Wednesday, May 5, 2010

The digital divide is alive and well

I did two volunteer activities recently that happened to fall back to back. On Friday I gave a career day talk at a middle school in Gresham (town east of Portland), one that I've done in past years. On Saturday, I gave a talk to a different group of middle school kids participating in the Oregon Game Project Challenge,

The first of these talks was about video games & tech careers, the latter was about predicting the future in tech (and how such predictions are almost always wrong).

Having the two talks back to back highlighted the disparity in tech knowledge and access that exists across communities even within a (relatively) homogeneous place like the PDX area. Now granted, the OGPC group was self-selected game enthusiasts. But even with that being said, I saw some kids in the hall doing last minute tweaks on their entry, working on a macbook pro while checking references on a Kindle.

Contrast that with the middle school I was at.

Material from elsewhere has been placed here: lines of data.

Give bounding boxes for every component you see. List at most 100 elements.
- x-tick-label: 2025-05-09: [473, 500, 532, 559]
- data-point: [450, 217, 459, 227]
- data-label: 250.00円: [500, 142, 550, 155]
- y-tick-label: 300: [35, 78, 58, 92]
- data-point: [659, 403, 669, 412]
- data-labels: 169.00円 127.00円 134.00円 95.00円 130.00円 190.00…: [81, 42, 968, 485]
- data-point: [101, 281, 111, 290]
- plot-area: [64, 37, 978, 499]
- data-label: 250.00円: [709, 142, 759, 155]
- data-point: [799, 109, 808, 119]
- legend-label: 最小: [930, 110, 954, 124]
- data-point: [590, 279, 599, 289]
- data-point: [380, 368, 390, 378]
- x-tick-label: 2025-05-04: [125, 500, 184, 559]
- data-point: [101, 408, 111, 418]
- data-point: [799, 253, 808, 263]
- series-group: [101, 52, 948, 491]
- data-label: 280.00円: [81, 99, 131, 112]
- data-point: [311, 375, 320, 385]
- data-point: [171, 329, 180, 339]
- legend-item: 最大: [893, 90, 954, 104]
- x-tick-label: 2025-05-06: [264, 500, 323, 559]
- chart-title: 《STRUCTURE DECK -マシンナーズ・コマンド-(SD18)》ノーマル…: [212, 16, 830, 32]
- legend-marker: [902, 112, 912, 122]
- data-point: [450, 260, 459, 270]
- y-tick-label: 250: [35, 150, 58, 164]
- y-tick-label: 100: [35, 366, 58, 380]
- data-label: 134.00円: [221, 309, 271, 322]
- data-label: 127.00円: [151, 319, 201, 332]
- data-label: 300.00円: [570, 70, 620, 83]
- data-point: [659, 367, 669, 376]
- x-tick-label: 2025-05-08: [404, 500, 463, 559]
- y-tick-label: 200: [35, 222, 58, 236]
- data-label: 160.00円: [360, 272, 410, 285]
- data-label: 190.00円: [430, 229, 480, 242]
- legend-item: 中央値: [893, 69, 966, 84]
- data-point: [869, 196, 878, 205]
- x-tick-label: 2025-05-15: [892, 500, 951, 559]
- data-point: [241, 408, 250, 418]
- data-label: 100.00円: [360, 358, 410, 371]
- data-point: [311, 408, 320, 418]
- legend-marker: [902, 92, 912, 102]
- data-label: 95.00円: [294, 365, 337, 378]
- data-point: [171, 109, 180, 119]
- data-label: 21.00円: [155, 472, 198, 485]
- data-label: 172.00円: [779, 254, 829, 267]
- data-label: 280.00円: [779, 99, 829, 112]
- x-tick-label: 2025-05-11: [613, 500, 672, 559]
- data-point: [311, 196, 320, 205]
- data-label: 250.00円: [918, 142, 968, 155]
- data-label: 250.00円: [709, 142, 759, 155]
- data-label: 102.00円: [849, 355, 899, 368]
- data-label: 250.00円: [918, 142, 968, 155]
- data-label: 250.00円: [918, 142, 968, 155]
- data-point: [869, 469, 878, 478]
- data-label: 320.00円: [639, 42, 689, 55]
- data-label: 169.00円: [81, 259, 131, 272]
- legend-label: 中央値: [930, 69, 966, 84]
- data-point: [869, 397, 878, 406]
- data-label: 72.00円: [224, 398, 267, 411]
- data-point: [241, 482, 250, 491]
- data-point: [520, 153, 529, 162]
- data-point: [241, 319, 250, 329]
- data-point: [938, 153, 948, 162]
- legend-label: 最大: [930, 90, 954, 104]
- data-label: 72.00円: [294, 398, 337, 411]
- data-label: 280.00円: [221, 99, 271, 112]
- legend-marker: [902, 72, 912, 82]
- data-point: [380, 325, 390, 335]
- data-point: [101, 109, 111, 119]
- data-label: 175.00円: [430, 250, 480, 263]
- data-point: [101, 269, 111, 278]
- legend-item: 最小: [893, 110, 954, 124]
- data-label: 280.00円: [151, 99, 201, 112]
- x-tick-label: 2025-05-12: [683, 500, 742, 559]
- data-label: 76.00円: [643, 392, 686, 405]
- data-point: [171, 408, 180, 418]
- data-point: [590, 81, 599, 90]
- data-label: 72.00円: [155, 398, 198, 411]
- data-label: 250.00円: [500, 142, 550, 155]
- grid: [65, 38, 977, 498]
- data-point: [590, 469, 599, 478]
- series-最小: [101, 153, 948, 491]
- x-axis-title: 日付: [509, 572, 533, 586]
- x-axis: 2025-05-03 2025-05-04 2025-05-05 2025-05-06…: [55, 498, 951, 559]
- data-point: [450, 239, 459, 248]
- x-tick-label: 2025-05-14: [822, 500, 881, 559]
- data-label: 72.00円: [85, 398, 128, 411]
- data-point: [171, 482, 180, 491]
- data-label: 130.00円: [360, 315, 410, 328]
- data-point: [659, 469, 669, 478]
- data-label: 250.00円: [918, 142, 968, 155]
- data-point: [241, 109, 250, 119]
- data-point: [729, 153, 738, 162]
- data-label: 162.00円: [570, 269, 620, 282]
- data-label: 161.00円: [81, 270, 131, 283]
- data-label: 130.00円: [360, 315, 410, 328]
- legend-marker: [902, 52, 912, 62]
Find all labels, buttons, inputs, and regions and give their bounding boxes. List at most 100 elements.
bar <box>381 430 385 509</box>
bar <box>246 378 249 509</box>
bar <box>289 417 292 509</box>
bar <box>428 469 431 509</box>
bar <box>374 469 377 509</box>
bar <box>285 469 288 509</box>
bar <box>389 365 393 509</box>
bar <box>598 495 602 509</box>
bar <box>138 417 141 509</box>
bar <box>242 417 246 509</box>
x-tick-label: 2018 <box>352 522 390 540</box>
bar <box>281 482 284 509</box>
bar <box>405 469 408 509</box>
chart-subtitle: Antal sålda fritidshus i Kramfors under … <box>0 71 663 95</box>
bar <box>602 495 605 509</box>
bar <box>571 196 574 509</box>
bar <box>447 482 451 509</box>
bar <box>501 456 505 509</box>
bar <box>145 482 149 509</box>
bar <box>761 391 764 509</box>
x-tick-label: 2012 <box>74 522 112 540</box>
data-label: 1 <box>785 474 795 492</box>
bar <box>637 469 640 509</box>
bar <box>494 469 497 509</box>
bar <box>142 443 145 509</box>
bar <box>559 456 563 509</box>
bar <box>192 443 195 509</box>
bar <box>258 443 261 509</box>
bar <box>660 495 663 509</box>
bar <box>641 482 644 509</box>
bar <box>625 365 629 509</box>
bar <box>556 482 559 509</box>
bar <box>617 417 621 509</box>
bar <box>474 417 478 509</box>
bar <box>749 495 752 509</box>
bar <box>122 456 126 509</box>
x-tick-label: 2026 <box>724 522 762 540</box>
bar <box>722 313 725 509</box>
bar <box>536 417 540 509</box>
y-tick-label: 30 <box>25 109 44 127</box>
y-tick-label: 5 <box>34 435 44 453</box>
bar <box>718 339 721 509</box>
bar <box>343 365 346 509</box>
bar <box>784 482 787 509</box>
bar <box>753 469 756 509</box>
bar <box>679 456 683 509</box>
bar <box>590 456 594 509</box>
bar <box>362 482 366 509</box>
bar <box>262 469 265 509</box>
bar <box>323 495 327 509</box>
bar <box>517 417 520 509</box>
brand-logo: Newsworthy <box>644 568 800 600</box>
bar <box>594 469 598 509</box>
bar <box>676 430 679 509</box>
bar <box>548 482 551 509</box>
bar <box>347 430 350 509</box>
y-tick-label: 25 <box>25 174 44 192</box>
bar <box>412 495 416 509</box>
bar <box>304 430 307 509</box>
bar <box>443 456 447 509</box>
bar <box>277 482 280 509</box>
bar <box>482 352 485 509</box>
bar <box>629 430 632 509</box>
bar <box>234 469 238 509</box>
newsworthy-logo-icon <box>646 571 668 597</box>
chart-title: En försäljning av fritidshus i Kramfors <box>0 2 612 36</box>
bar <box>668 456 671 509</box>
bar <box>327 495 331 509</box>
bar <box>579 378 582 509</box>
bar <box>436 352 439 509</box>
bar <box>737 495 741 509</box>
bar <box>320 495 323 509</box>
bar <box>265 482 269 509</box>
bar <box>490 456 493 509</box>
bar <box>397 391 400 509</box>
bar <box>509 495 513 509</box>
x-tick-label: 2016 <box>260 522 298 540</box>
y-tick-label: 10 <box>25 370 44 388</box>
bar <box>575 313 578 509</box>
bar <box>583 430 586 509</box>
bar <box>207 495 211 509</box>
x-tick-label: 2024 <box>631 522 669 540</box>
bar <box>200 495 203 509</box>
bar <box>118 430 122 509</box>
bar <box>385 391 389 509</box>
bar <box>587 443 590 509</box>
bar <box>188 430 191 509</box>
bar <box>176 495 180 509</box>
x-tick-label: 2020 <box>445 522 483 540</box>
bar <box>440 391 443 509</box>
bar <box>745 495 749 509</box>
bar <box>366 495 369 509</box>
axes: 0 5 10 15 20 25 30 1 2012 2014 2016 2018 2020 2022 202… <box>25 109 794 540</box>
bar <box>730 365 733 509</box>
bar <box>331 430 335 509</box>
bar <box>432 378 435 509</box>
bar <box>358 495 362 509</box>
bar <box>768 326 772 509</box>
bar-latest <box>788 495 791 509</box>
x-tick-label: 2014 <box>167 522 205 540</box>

Last year, the teacher I was working with explained that the schools computers were used almost exclusively for standardized testing, giving no student time for tech access for electives or homework. This year she bashfully showed me the one room of machines they now have for students... why? because the machines are too outdated to run the latest standardize testing platform and other required software. So students without their own machines have shared, part time access to shiny blue twelve year old iMacs. Discouraging to say the least.

Anyhow, given that the Friday talk was to 150 kids, here's an update to the Q&A I gave at the beginning of 98's year's talk:

  • Number of kids who play games: ~98%.
  • Number who have a parent that plays games: ~%50
  • Number who have a grand-parent who plays videogames: :20% (Yes, the Eberts are dying off)
  • Number one title I got questions about: COD:MW2 (2 years ago it was GTA: San Andreas). Someone's not checking those ESRB ratings :-/
  • Surprising number of questions about hardware (which do you think is more powerful, PS3 or 360? Is the PC more powerful? Is iPhone more powerful than PSP? etc)
Anyhow, both talks were fun, but it's always frustrating to see some kids held back because of lack of access to technology.